2. Forschung und Entwicklung

Durch den Aufbau des Geschäftsfeldes Automatisierungstechnologie haben wir massiv in Entwicklungskapazitäten investiert. Diese Hochlaufkosten wurden von unseren Schwester- bzw. Nichtenunternehmen Kurtz GmbH und Ersa GmbH vergütet, da aus diesen die Anforderungen für deren Absatzmärkte resultieren. Der Startschuss zum nachhaltigen Aufbau des neuen Standbeins Automatisierungstechnologie ist ein wichtiger Meilenstein für Kurtz Ersa.

II. Wirtschaftsbericht

1. Gesamtwirtschaftliche, branchenbezogene Rahmenbedingungen

Weltwirtschaftliches Umfeld

Nach dem guten Jahresstart hat das weltwirtschaftliche Wachstum in der zweiten Hälfte des Jahres 2018 durch lokale Krisen und die Verschlechterung der handelspolitischen Rahmenbedingungen an Tempo verloren. Laut dem Internationalen Währungsfonds (IWF) betrug das globale Wachstum preisbereinigt geschätzt 3,7 Prozent, nach 3,8 Prozent im Jahr 2017. Noch im April 2018 hatte der IWF eine globale Wachstumsrate von 3,9 Prozent prognostiziert. Schwächer als ursprünglich eingeschätzt haben sich vor allem einige Volkswirtschaften in Europa und Asien entwickelt.

Der Welthandel und die industrielle Produktion entwickelten sich 2018 weiter positiv. Während der Welthandel um geschätzt 4,0 Prozent zulegte (2017: 5,3 Prozent), wurde die Industrieproduktion voraussichtlich um 3,0 Prozent gesteigert (Vorjahr: 3,5 Prozent).

Wichtige Kundenmärkte

Im Euro-Raum verlor die Konjunktur im Laufe des Jahres 2018 an Fahrt. Das Bruttoinlandsprodukt expandierte um real 1,8 Prozent. Die Industrieproduktion stieg um geschätzt 1,1 Prozent gegenüber dem Vorjahr. Auch die Beschäftigung sowie Investitionen nahmen mit weniger Dynamik zu. Die Auslastung der industriellen Kapazitäten war hoch. Die Gründe für die Wachstumsverlangsamung lagen zum einen im Export. In Deutschland (plus 1,5 Prozent) wirkten sich Probleme bei der Umstellung auf den neuen Abgas-Teststandard WLTP aufgrund der großen gesamtwirtschaftlichen Bedeutung der Automobilindustrie negativ aus. In Italien (plus 1,0 Prozent) führte die Politik der neuen Regierung, die durch die höhere Neuverschuldung auf Konfrontation zur EU ging, für Verunsicherung bei den Konsumenten. Und in Frankreich (plus 1,5 Prozent) wurde die wirtschaftliche Entwicklung zum Jahresende durch die Protestwelle der "Gelbwesten" belastet. Nach drei temporeichen Jahren expandierte auch die spanische Wirtschaft mit 2,5 Prozent weniger kräftig als in den Vorjahren. Im EU-Vergleich war Spanien aber weiterhin die einzige große Volkswirtschaft, die überdurchschnittlich wuchs.

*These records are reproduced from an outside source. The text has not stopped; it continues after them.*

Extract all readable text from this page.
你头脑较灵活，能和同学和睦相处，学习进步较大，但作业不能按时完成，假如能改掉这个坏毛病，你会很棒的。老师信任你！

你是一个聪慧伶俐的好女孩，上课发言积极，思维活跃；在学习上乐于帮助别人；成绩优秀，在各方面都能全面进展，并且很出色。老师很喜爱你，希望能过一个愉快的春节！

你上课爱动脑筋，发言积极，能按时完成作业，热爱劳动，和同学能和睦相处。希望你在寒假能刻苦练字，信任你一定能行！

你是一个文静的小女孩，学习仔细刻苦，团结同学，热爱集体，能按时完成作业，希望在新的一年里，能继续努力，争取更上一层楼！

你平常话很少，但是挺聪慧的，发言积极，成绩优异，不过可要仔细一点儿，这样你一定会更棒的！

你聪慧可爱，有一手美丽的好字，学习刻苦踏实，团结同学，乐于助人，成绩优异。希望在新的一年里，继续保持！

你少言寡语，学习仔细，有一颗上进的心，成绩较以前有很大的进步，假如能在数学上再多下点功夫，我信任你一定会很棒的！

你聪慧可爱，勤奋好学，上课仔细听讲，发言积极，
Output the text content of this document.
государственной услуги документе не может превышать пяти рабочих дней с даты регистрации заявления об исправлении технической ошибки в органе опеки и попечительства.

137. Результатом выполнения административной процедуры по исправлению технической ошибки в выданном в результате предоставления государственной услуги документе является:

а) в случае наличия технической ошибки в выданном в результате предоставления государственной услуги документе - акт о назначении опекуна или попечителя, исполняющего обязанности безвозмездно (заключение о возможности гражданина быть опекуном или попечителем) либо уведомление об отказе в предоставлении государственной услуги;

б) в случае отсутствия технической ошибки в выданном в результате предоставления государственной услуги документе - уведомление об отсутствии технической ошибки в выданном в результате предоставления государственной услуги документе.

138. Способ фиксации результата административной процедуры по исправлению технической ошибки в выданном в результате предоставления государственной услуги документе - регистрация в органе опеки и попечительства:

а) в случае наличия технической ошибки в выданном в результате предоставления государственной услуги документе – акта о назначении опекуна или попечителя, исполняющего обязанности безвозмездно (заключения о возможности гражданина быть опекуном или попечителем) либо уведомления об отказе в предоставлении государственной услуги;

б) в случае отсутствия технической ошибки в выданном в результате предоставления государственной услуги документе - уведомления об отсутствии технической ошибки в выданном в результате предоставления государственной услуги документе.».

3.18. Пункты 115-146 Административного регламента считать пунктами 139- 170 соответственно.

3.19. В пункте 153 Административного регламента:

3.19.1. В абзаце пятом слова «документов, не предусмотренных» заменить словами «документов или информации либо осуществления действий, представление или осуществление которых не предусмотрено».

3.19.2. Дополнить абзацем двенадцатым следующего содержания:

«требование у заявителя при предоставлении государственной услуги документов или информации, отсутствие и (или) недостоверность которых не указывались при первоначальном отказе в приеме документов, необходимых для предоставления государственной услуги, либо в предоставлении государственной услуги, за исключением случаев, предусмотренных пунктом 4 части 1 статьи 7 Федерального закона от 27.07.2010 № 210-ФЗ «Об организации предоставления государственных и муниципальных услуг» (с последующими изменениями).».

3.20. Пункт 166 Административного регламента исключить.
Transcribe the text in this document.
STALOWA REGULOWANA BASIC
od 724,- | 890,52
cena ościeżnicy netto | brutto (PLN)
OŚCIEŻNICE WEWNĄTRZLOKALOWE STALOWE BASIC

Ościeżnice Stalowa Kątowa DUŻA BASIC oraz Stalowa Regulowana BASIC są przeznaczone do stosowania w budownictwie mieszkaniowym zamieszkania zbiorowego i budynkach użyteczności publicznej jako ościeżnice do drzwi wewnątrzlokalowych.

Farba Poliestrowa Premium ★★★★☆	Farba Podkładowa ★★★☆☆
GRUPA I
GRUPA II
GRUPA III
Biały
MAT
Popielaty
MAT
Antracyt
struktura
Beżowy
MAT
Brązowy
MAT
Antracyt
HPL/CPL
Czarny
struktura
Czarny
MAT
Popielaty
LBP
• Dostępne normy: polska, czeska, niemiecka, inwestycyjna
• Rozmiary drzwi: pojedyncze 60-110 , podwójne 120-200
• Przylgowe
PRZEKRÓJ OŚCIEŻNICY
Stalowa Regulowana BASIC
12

Mit voraussichtlich 1,4 Prozent BIP-Zuwachs entwickelte sich die Wirtschaftsleistung im Vereinigten Königreich abermals schwächer als im Euro-Raum. Die Verunsicherung der britischen Verbraucher und Investoren aufgrund des bevorstehenden Brexits hielt an und belastete das Ausgabeverhalten.

Die US-Wirtschaft hatte durch die Ende 2017 verfügte Steuerentlastung denkbar gute Voraussetzungen für ein solides Wirtschaftsplus im Jahr 2018. Die gesamtwirtschaftliche Wirtschaftsleistung stieg um 2,9 Prozent, nach 2,2 Prozent im Vorjahr. Investitionen und Konsum haben gleichermaßen dazu beigetragen.

In Japan hat sich 2018 das BIP-Wachstum halbiert. Es dürfte lediglich 0,9 Prozent betragen haben. Die inländische Investitionstätigkeit war weiter expansiv ausgerichtet. Dämpfend wirkte der Export, aber auch der zerstörerische Taifun im September 2018.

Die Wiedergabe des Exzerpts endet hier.